The euro short-term rate, otherwise known as €STR, has become the default benchmark for the euro leg of cross-currency swaps, a new dynamic that is boosting the adoption of the risk-free rate in derivatives markets more broadly.
The euro area has become an outlier among major financial markets following the decision to reform rather than eradicate Euribor (its version of the troubled Libor lending benchmark) that underpins about US$150trn in financial contracts. But moves by most other regulators to drop Libor from their home markets have increasingly had an impact on derivatives trading norms in Europe in recent months too.
The demise of US dollar Libor in June – and its replacement by the secured overnight financing rate – marked a watershed moment in this shift after SOFR became the reference rate for the US dollar leg in euro-dollar cross-currency swaps. That in turn has fuelled a surge in uptake in €STR, the risk-free equivalent rate in euros, for the European leg of those trades.
Traders say €STR has become the go-to interest rate benchmark for all cross-currency swap transactions involving a euro leg, a trend that has contributed to €STR representing more than a third of trading activity across euro derivatives markets in October compared with about 20% a year earlier, according to analytics firm ClarusFT and trade body ISDA.
“One driver of this activity is the familiarity that clients now have with risk-free rates in other currencies,” said Mark Rogerson, EMEA head of interest rate products at CME Group. “The vast majority of cross-currency transactions include a dollar leg and with SOFR being an overnight index most participants want the non-dollar currency leg to also be an overnight index.”
The last vestiges of US dollar Libor disappeared on June 30, ending a decade-long saga to strip the controversial interbank lending rate from more than US$200trn of financial contracts. That left the euro area as one of few jurisdictions that hadn’t transitioned to a risk-free reference rate for derivatives and other instruments.
More than 85% of trades in the US$35trn cross-currency swap market feature a US dollar leg, according to data from the Bank for International Settlements, while around US$14trn of trades have a euro leg.
Simon Green, head of cross-currency and short-term interest rate trading at Nomura, said 80%–90% of the bank’s cross-currency swap business is now €STR-based for transactions that feature a euro leg, as risk-free rates have become the market standard for cross-currency swaps in interbank trades.
That development means client trades using €STR for the euro leg instead of Euribor will typically face transaction costs that are between a quarter and a whole basis point lower, depending on the size and tenor of the swap. There have been almost 6,500 euro-dollar cross-currency trades worth US$1.06trn since the end of June, according to swap data repository DTCC and ISDA.
“It’s fair to say that the Euribor fixing has been volatile in 2023 so avoiding that uncertainty is something our customers are keen to do,” Green said.
Euribor lives on
Despite this growth, Euribor is still prevalent in financial markets. New debt sales in euros are predominantly pegged to three-month Euribor, said Kilian Frensch, head of euro swaps at Nomura – with the “occasional €STR or six-month Euribor variations”. Most longer-dated interest rate swaps also reference Euribor.
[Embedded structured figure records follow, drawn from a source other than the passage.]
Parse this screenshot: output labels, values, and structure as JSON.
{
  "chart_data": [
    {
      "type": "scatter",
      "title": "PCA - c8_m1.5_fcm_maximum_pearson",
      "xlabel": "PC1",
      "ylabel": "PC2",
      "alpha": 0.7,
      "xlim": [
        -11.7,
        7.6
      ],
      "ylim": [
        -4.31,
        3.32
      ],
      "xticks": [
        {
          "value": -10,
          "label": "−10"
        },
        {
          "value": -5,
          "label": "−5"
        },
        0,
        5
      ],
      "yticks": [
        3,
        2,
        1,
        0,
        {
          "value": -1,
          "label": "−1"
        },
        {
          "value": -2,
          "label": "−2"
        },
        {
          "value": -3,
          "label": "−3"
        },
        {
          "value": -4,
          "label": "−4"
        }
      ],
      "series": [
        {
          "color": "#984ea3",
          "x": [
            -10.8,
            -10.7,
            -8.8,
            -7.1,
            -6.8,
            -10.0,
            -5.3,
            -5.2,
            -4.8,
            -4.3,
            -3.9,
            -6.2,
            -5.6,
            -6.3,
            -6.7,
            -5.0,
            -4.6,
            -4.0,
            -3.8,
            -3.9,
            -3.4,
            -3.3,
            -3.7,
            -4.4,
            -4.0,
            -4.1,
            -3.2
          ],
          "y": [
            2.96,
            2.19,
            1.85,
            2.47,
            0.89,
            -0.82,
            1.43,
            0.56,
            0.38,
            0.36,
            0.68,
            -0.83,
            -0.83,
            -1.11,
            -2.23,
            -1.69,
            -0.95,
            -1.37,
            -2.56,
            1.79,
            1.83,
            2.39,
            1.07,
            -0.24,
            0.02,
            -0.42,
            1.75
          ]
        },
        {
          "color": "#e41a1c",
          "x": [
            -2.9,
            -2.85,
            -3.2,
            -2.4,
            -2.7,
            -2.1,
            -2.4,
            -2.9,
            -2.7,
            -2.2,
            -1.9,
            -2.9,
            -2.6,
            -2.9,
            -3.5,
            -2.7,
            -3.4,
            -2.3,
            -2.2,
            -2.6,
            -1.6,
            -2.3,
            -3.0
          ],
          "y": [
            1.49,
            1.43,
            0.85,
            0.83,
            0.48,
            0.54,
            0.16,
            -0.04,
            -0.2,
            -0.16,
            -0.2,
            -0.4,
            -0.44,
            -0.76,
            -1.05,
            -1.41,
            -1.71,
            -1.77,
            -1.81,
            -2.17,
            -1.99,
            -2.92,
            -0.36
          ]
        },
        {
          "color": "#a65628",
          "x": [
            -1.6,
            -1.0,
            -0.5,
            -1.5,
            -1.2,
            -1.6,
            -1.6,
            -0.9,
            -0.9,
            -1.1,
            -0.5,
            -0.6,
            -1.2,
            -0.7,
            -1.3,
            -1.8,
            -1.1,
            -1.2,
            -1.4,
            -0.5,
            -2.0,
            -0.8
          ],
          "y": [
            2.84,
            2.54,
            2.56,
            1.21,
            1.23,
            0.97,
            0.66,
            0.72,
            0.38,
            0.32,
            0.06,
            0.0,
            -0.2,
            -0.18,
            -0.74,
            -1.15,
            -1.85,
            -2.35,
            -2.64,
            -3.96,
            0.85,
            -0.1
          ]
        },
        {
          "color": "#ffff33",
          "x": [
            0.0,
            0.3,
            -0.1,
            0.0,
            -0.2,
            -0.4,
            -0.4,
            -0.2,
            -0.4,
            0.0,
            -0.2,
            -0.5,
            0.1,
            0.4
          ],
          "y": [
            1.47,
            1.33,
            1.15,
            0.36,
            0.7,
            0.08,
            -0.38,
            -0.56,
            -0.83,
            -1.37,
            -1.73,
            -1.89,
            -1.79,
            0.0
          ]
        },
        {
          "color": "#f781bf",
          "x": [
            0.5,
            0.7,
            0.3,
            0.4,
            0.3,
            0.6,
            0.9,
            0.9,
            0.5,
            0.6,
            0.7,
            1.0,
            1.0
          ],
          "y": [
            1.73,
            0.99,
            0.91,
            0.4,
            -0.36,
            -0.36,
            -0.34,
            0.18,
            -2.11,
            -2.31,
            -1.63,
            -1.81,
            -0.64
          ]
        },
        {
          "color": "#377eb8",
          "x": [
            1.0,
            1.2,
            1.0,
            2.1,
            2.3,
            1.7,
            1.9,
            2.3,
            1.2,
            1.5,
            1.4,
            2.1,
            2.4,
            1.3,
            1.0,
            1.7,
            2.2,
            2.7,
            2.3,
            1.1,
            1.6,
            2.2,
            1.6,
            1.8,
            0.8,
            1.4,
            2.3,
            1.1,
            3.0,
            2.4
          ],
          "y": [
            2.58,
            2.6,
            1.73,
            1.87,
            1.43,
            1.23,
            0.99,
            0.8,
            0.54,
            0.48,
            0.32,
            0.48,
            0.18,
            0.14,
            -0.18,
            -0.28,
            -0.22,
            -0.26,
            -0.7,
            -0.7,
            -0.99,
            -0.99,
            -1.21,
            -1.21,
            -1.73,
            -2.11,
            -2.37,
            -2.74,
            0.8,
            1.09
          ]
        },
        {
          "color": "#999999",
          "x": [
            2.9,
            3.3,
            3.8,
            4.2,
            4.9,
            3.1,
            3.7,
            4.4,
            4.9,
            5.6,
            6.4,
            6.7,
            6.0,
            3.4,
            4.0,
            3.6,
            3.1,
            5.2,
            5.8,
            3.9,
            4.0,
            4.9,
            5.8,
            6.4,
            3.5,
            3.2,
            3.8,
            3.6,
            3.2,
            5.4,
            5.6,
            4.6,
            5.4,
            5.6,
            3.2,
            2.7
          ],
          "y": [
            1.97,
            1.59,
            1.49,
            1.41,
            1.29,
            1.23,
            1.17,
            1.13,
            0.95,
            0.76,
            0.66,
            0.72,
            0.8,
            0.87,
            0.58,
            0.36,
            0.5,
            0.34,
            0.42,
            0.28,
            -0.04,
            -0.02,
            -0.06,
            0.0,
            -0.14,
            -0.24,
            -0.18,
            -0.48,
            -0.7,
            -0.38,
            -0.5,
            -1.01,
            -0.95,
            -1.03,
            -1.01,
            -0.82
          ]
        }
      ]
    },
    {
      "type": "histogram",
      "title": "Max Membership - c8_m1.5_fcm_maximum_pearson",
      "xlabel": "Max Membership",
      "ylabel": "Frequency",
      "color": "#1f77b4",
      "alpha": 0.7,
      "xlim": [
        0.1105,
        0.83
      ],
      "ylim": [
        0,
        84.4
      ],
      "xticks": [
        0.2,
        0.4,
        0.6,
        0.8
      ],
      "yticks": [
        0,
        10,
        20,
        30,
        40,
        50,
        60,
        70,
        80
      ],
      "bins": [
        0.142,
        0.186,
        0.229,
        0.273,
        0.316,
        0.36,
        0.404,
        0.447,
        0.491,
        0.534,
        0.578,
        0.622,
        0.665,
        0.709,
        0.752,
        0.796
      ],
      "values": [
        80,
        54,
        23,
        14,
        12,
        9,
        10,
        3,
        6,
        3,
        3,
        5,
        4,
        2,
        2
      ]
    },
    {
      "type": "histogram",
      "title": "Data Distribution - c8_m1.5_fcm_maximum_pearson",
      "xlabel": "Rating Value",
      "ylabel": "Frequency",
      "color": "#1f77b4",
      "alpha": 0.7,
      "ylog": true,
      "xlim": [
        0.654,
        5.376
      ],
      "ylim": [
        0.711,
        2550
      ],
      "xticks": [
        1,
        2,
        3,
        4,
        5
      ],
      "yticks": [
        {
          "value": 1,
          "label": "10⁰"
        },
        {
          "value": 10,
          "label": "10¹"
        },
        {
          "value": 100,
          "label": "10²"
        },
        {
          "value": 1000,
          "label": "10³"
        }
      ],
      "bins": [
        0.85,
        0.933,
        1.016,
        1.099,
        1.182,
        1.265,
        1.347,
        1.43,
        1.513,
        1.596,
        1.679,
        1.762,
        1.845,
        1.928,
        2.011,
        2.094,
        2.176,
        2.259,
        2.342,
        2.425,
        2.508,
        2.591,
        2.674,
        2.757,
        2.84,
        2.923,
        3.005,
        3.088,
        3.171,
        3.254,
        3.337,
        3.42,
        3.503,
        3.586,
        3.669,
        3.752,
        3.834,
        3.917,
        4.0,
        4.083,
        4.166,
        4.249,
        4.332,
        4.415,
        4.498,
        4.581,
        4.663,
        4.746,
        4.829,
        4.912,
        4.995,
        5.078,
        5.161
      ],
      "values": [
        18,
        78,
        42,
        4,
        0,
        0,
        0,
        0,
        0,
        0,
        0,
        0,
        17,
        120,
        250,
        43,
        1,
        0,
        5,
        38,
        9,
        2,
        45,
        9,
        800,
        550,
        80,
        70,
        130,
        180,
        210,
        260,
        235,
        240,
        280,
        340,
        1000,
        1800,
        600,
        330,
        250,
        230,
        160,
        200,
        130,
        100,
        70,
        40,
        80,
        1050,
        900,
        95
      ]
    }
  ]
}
But at the shorter end of the curve, “almost all” derivatives risk exchanged in Europe with a tenor of two years and below is pegged to €STR, said Rogerson. “Benchmark consistency is key. Following the transition to SOFR there has been greater education leading to more operational, back office, and P&L systems support when it comes to using overnight index products,” he said.
Concerns around the future of Euribor are also playing a role, said Lee Bartholomew, head of fixed-income and currencies exchange-traded derivatives product design at Eurex. “In Europe, there’s a lack of clarity from the regulator around whether Euribor continues or whether they follow what the UK and the US did in regards to Sonia and SOFR,” he said. "I think at some point the regulator will look into this in more detail. For now, it appears that €STR and Euribor liquidity pools will coexist".
€STR is also registering healthy growth in the listed derivatives space, with CME seeing a rise in open interest for €STR futures to a record 33,900 contracts through November and December. Meanwhile, Eurex saw open interest for €STR futures reach 6,900 contracts in November – representing 17.5% of open interest market share, the exchange said. Both exchanges are planning to launch €STR options in the first quarter while ICE also recently launched its own €STR futures contracts.
“The exchanges are making this a very competitive market from a liquidity provider perspective, but there are genuine end clients looking to trade €STR," said Bartholomew.